NeurIPS 2021: Changes to the Review Process

Alina Beygelzimer, Yann Dauphin, Percy Liang, and Jennifer Wortman Vaughan
NeurIPS 2021 Program Chairs

The review process for NeurIPS 2021 starts soon! NeurIPS has a long history of experimentation, and this year we are making several changes that we hope will inform and improve the review process going forward. In this blog post, we lay out these changes and the rationale behind them.

First and foremost, we are excited to announce that NeurIPS is shifting the entire reviewing workflow to OpenReview! OpenReview is a flexible platform that allows heavy customization and will be easy to adapt as the needs of the conference evolve. It brings a number of infrastructural improvements including persistent user profiles that can be self-managed, accountability in conflict-of-interest declarations, and improved modes of interaction between members of the program committee. We are hugely grateful to the OpenReview team which is working hard in preparation for NeurIPS 2021 and to the CMT team which diligently supported NeurIPS for many years.

As in previous years, the review process will be confidential. Submissions under review will be visible only to assigned program committee members, and we will not solicit comments from the general public during the review process. After the notification deadline, accepted papers will be made public and open for non-anonymous public commenting. Their anonymous reviews, meta-reviews, and author responses will also be made public. All internal discussions will remain confidential both during and after the reviewing process.

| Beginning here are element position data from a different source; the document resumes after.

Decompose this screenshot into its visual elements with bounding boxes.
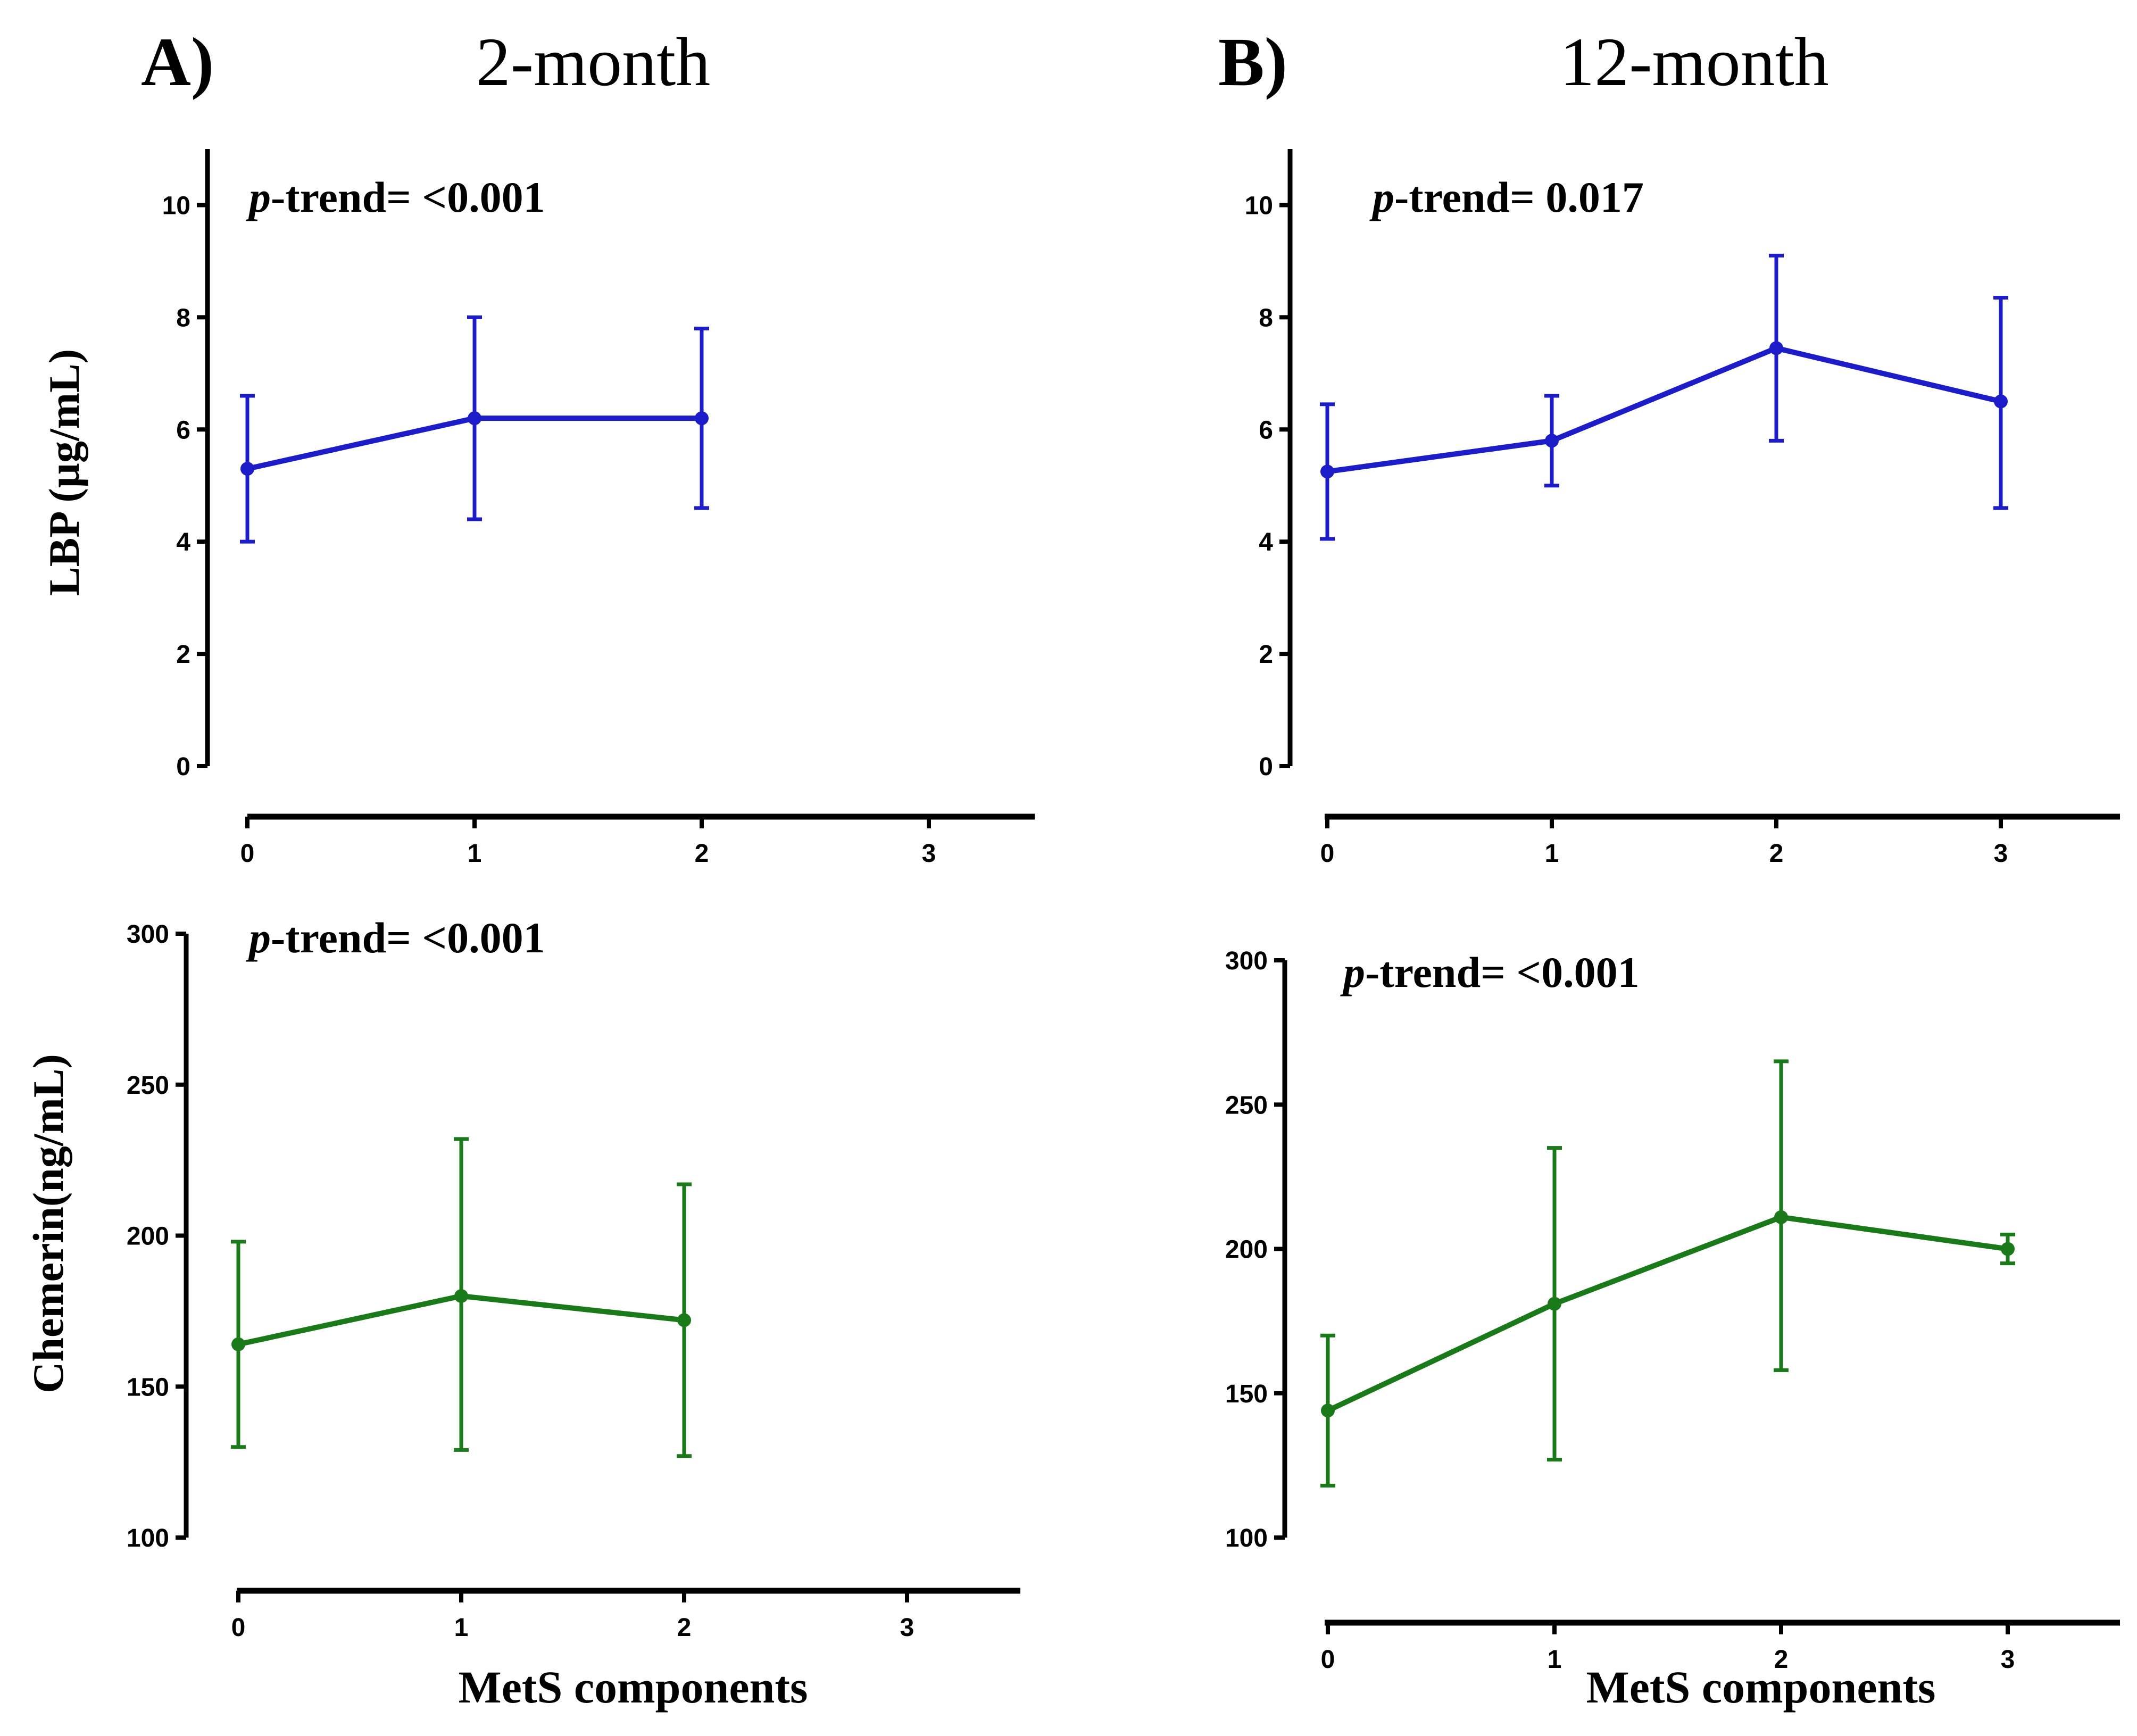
p-trend-label: p-trend= <0.001 <box>246 173 545 221</box>
data-point <box>454 1289 468 1303</box>
y-tick-label: 200 <box>127 1223 169 1251</box>
data-point <box>231 1337 245 1351</box>
panel-b-time: 12-month <box>1560 24 1829 101</box>
p-trend-value: <0.001 <box>422 173 545 221</box>
y-tick-label: 250 <box>127 1071 169 1100</box>
y-tick-label: 6 <box>176 416 190 444</box>
series-line <box>1327 345 2002 475</box>
panel-a-time: 2-month <box>476 24 711 101</box>
x-tick-label: 0 <box>1320 840 1335 868</box>
p-trend-value: 0.017 <box>1545 173 1644 221</box>
x-tick-label: 1 <box>1545 840 1559 868</box>
x-tick-label: 0 <box>1321 1646 1335 1674</box>
y-tick-label: 150 <box>1225 1380 1268 1408</box>
p-trend-value: <0.001 <box>1516 948 1639 996</box>
x-tick-label: 2 <box>1769 840 1784 868</box>
data-point <box>1321 1403 1335 1418</box>
y-tick-label: 250 <box>1225 1091 1268 1119</box>
x-axis-label-2m: MetS components <box>459 1662 808 1713</box>
x-tick-label: 2 <box>695 840 709 868</box>
data-point <box>1545 434 1559 448</box>
y-tick-label: 150 <box>127 1373 169 1401</box>
x-tick-label: 1 <box>468 840 482 868</box>
chemerin-y-axis-label: Chemerin(ng/mL) <box>24 1054 72 1393</box>
x-tick-label: 0 <box>240 840 255 868</box>
p-trend-prefix: p <box>1369 173 1394 221</box>
p-trend-suffix: -trend= <box>271 913 422 962</box>
data-point <box>1548 1297 1561 1311</box>
x-axis-label-12m: MetS components <box>1586 1662 1936 1713</box>
x-tick-label: 1 <box>1548 1646 1562 1674</box>
x-tick-label: 2 <box>677 1614 692 1642</box>
y-tick-label: 10 <box>1245 192 1273 220</box>
data-point <box>1994 394 2008 409</box>
y-tick-label: 2 <box>176 641 190 669</box>
x-tick-label: 3 <box>1994 840 2008 868</box>
y-tick-label: 300 <box>127 920 169 949</box>
y-tick-label: 2 <box>1259 641 1273 669</box>
y-tick-label: 0 <box>1259 753 1273 781</box>
p-trend-prefix: p <box>1340 948 1365 996</box>
p-trend-label: p-trend= <0.001 <box>246 913 545 962</box>
p-trend-prefix: p <box>246 173 271 221</box>
data-point <box>677 1313 691 1327</box>
panel-a-letter: A) <box>141 24 214 101</box>
p-trend-label: p-trend= <0.001 <box>1340 948 1640 996</box>
data-point <box>1320 464 1334 479</box>
x-tick-label: 1 <box>454 1614 469 1642</box>
p-trend-suffix: -trend= <box>1394 173 1545 221</box>
p-trend-prefix: p <box>246 913 271 962</box>
data-point <box>695 411 709 426</box>
chart-lbp-2m: 0 2 4 6 8 10 0 1 2 3 p-trend= <0.001 <box>162 149 1035 868</box>
chart-chemerin-2m: 100 150 200 250 300 0 1 2 3 p-trend= <0.001 <box>127 913 1020 1642</box>
chart-lbp-12m: 0 2 4 6 8 10 0 1 2 3 p-trend= 0.017 <box>1245 149 2120 868</box>
y-tick-label: 100 <box>127 1524 169 1552</box>
series-line <box>1326 1214 2008 1413</box>
y-tick-label: 4 <box>176 528 190 556</box>
y-tick-label: 8 <box>176 304 190 332</box>
y-tick-label: 6 <box>1259 416 1273 444</box>
lbp-y-axis-label: LBP (µg/mL) <box>40 349 88 596</box>
p-trend-value: <0.001 <box>422 913 545 962</box>
data-point <box>1774 1210 1788 1224</box>
y-tick-label: 0 <box>176 753 190 781</box>
y-tick-label: 4 <box>1259 528 1273 556</box>
y-tick-label: 10 <box>162 192 190 220</box>
x-tick-label: 3 <box>2001 1646 2015 1674</box>
p-trend-label: p-trend= 0.017 <box>1369 173 1644 221</box>
p-trend-suffix: -trend= <box>271 173 422 221</box>
x-tick-label: 0 <box>231 1614 246 1642</box>
x-tick-label: 3 <box>900 1614 914 1642</box>
y-tick-label: 8 <box>1259 304 1273 332</box>
data-point <box>468 411 481 426</box>
x-tick-label: 3 <box>922 840 936 868</box>
chart-chemerin-12m: 100 150 200 250 300 0 1 2 3 p-trend= <0.001 <box>1225 947 2120 1674</box>
x-tick-label: 2 <box>1774 1646 1789 1674</box>
y-tick-label: 100 <box>1225 1524 1268 1552</box>
p-trend-suffix: -trend= <box>1365 948 1516 996</box>
y-tick-label: 300 <box>1225 947 1268 975</box>
data-point <box>1769 341 1783 355</box>
y-tick-label: 200 <box>1225 1236 1268 1264</box>
data-point <box>2001 1242 2015 1256</box>
panel-b-letter: B) <box>1218 24 1287 101</box>
data-point <box>240 462 254 476</box>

By default, rejected submissions will not be made public. However, authors of rejected submissions will have two weeks after the notification deadline to opt in to make their de-anonymized papers public and open for commenting in OpenReview. Choosing to make the submission public will also open up the (anonymous) reviews, meta-reviews, and any discussion with the authors for these papers. While we don’t reap the full benefits of an open reviewing system — in particular, discouraging authors from submitting their work prematurely — this policy does give authors a mechanism to publicly flag and expose potential problems with the review process. We felt this was the best compromise as it spares junior researchers from discouraging and potentially harmful public criticism.

Based on the results of the NeurIPS 2020 experiment that showed that roughly 6% of desk-rejected submissions would have been accepted if they had gone through the full review process and the amount of time that area chairs devoted to desk rejections, we decided not to continue desk rejections this year. Papers may still be rejected without review if they violate the page limit or other submission requirements.

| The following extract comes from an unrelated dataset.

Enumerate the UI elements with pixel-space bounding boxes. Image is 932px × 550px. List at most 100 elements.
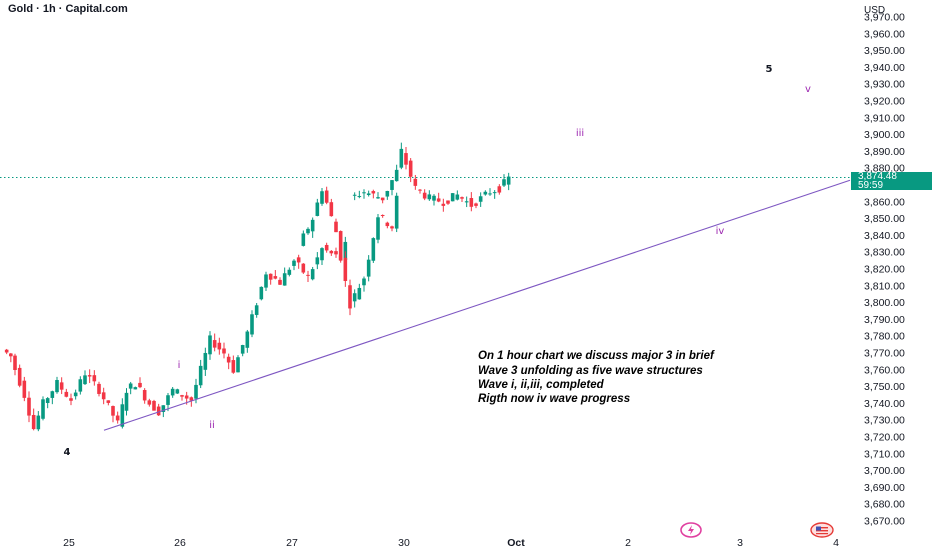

To minimize the chance of misunderstandings during the reviewing process, we will allow for a rolling discussion between authors and reviewers after initial reviews and author responses are submitted. During the rolling discussion phase, authors may respond to reviewer questions that arise. To give authors a chance to carefully think through their reviews and how they would like to respond, there will still be a demarcated response phase before discussions start. If new reviews are added during the discussion period (including ethics reviews), authors will have an opportunity to respond to those as well.

To discourage resubmissions without substantial changes, authors will be asked to declare if a previous version of their submission has been rejected at any peer-reviewed venue. Like last year, authors of resubmissions must submit a description of the improvements they’ve made to the paper since the previous version. Within the machine learning community, there has been some inclusive evidence of resubmission bias in reviews. In a small-scale study of novice reviewers, reviewers gave lower scores to papers labeled as resubmissions. On the other hand, COLT 2019 allowed papers submitted to STOC to be simultaneously submitted to COLT and withdrawn if accepted. While it was not a randomized experiment, there was no evidence of resubmission bias despite STOC reviews being shared with COLT reviewers for these submissions. To allow us to evaluate resubmission bias at scale, resubmission information will be visible to reviewers and area chairs only for a randomly chosen subset of submissions.

Of course the success of the review process ultimately depends on the quality of reviews and the hard work of the NeurIPS community. Submissions have been growing at a rate of roughly 40% per year for the last four years, with over 9,400 full paper submissions in 2020. Taking into account the increase seen by ICML 2021 (around 10%) and ICLR 2021 (around 15%), we are preparing for the possibility of 12,000 submissions. Without the work of dedicated reviewers, area chairs, and senior area chairs, the conference simply will not be able to continue, so it is critically important that members of the community take on these roles when asked.

In order to help the reviewers who are new to the NeurIPS community, we are preparing a tutorial on writing reviews as a training resource. This tutorial will take the form of a short set of slides and we encourage all new reviewers to read through it to understand what is expected of a NeurIPS reviewer.